Le rebond de croissance espéré pour 2021 pour la zone euro (+3,8%, contre une décroissance de 7,8% en 2020) se poursuivra en 2022 avec une inflation qui restera en dessous de l’objectif de 2% de la Banque centrale européenne. Dans les pays émergents, l’inflation restera par contre élevée pour un niveau de croissance équivalent à ceux prévus dans la zone euro.

Les effets structurants de la crise

La crise du Covid a eu un fort impact conjoncturel. Mais elle aura aussi des conséquences profondes à long terme, estime Yves Nosbusch. «L’économie va connaître des changements du côté de l’offre, avec la modification des chaînes de valeur pour renforcer la résilience aux chocs. D’autres évolutions sont attendues du côté de la demande. Certaines nouvelles habitudes de consommation apparues pendant le confinement – comme le large recours à l’e-commerce – pourraient perdurer. Cette évolution est particulièrement importante au niveau sectoriel. On peut en effet se demander comment le télétravail influera sur la demande de bureaux, quel sera l’impact des achats en ligne sur la demande de surfaces de vente, celui de la vidéo en streaming sur les salles de cinéma, les théâtres, les stades, ou encore les répercussions de la visioconférence sur les déplacements professionnels.
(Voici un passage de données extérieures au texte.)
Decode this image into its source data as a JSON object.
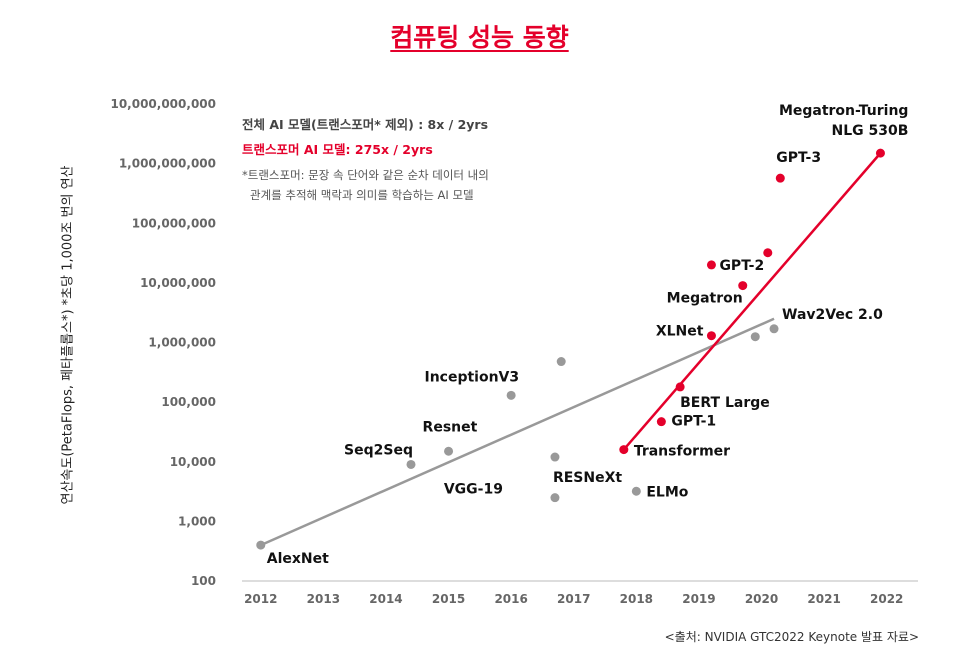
{
  "title": "컴퓨팅 성능 동향",
  "legend": {
    "all_models": "전체 AI 모델(트랜스포머* 제외) : 8x / 2yrs",
    "transformer": "트랜스포머 AI 모델: 275x / 2yrs",
    "note_line1": "*트랜스포머: 문장 속 단어와 같은 순차 데이터 내의",
    "note_line2": "관계를 추적해 맥락과 의미를 학습하는 AI 모델"
  },
  "source": "<출처: NVIDIA GTC2022 Keynote 발표 자료>",
  "colors": {
    "accent": "#e4002b",
    "gray": "#999999"
  },
  "chart_data": {
    "type": "scatter",
    "ylabel": "연산속도(PetaFlops, 페타플롭스*) *초당 1,000조 번의 연산",
    "y_scale": "log",
    "ylim": [
      100,
      10000000000
    ],
    "xlim": [
      2011.7,
      2022.5
    ],
    "x_ticks": [
      "2012",
      "2013",
      "2014",
      "2015",
      "2016",
      "2017",
      "2018",
      "2019",
      "2020",
      "2021",
      "2022"
    ],
    "y_ticks": [
      "100",
      "1,000",
      "10,000",
      "100,000",
      "1,000,000",
      "10,000,000",
      "100,000,000",
      "1,000,000,000",
      "10,000,000,000"
    ],
    "series": [
      {
        "group": "gray",
        "points": [
          {
            "label": "AlexNet",
            "x": 2012.0,
            "y": 400
          },
          {
            "label": "Seq2Seq",
            "x": 2014.4,
            "y": 9000
          },
          {
            "label": "Resnet",
            "x": 2015.0,
            "y": 15000
          },
          {
            "label": "InceptionV3",
            "x": 2016.0,
            "y": 130000
          },
          {
            "label": "",
            "x": 2016.8,
            "y": 480000
          },
          {
            "label": "RESNeXt",
            "x": 2016.7,
            "y": 12000
          },
          {
            "label": "VGG-19",
            "x": 2016.7,
            "y": 2500
          },
          {
            "label": "ELMo",
            "x": 2018.0,
            "y": 3200
          },
          {
            "label": "",
            "x": 2019.9,
            "y": 1250000
          },
          {
            "label": "Wav2Vec 2.0",
            "x": 2020.2,
            "y": 1700000
          }
        ]
      },
      {
        "group": "red",
        "points": [
          {
            "label": "Transformer",
            "x": 2017.8,
            "y": 16000
          },
          {
            "label": "GPT-1",
            "x": 2018.4,
            "y": 47000
          },
          {
            "label": "BERT Large",
            "x": 2018.7,
            "y": 180000
          },
          {
            "label": "XLNet",
            "x": 2019.2,
            "y": 1300000
          },
          {
            "label": "GPT-2",
            "x": 2019.2,
            "y": 20000000
          },
          {
            "label": "Megatron",
            "x": 2019.7,
            "y": 9000000
          },
          {
            "label": "",
            "x": 2020.1,
            "y": 32000000
          },
          {
            "label": "GPT-3",
            "x": 2020.3,
            "y": 570000000
          },
          {
            "label": "Megatron-Turing\nNLG 530B",
            "x": 2021.9,
            "y": 1500000000
          }
        ]
      }
    ],
    "trendlines": [
      {
        "group": "gray",
        "from": [
          2012.0,
          400
        ],
        "to": [
          2020.2,
          2500000
        ]
      },
      {
        "group": "red",
        "from": [
          2017.8,
          16000
        ],
        "to": [
          2021.9,
          1500000000
        ]
      }
    ]
  }
}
Les perspectives de croissance à long terme de certaines industries pourraient être sensiblement différentes.»

Prévisions de croissance et d’inflation pour 2021-2022. Source: BNPP Group Economic Research

Prévisions de croissance et d’inflation pour 2021-2022. Source: BNPP Group Economic Research

Le grand problème d’avant la crise n’a pas perdu de son importance: le réchauffement climatique s’accélère, constate l’économiste pour qui la seule solution est l’abandon progressif des énergies fossiles. «La crise sanitaire actuelle pourrait être l’occasion de faire avancer les choses dans ce sens. En Europe, les plans de relance mettent l’accent sur l’investissement vert. Cela rend d’autant plus importante la 26e Conférence des Nations unies sur les changements climatiques (COP26), qui se tiendra à Glasgow en novembre prochain. À cette occasion, les pays devraient convenir d’un nouveau durcissement des objectifs de réduction des émissions de gaz à effet de serre.»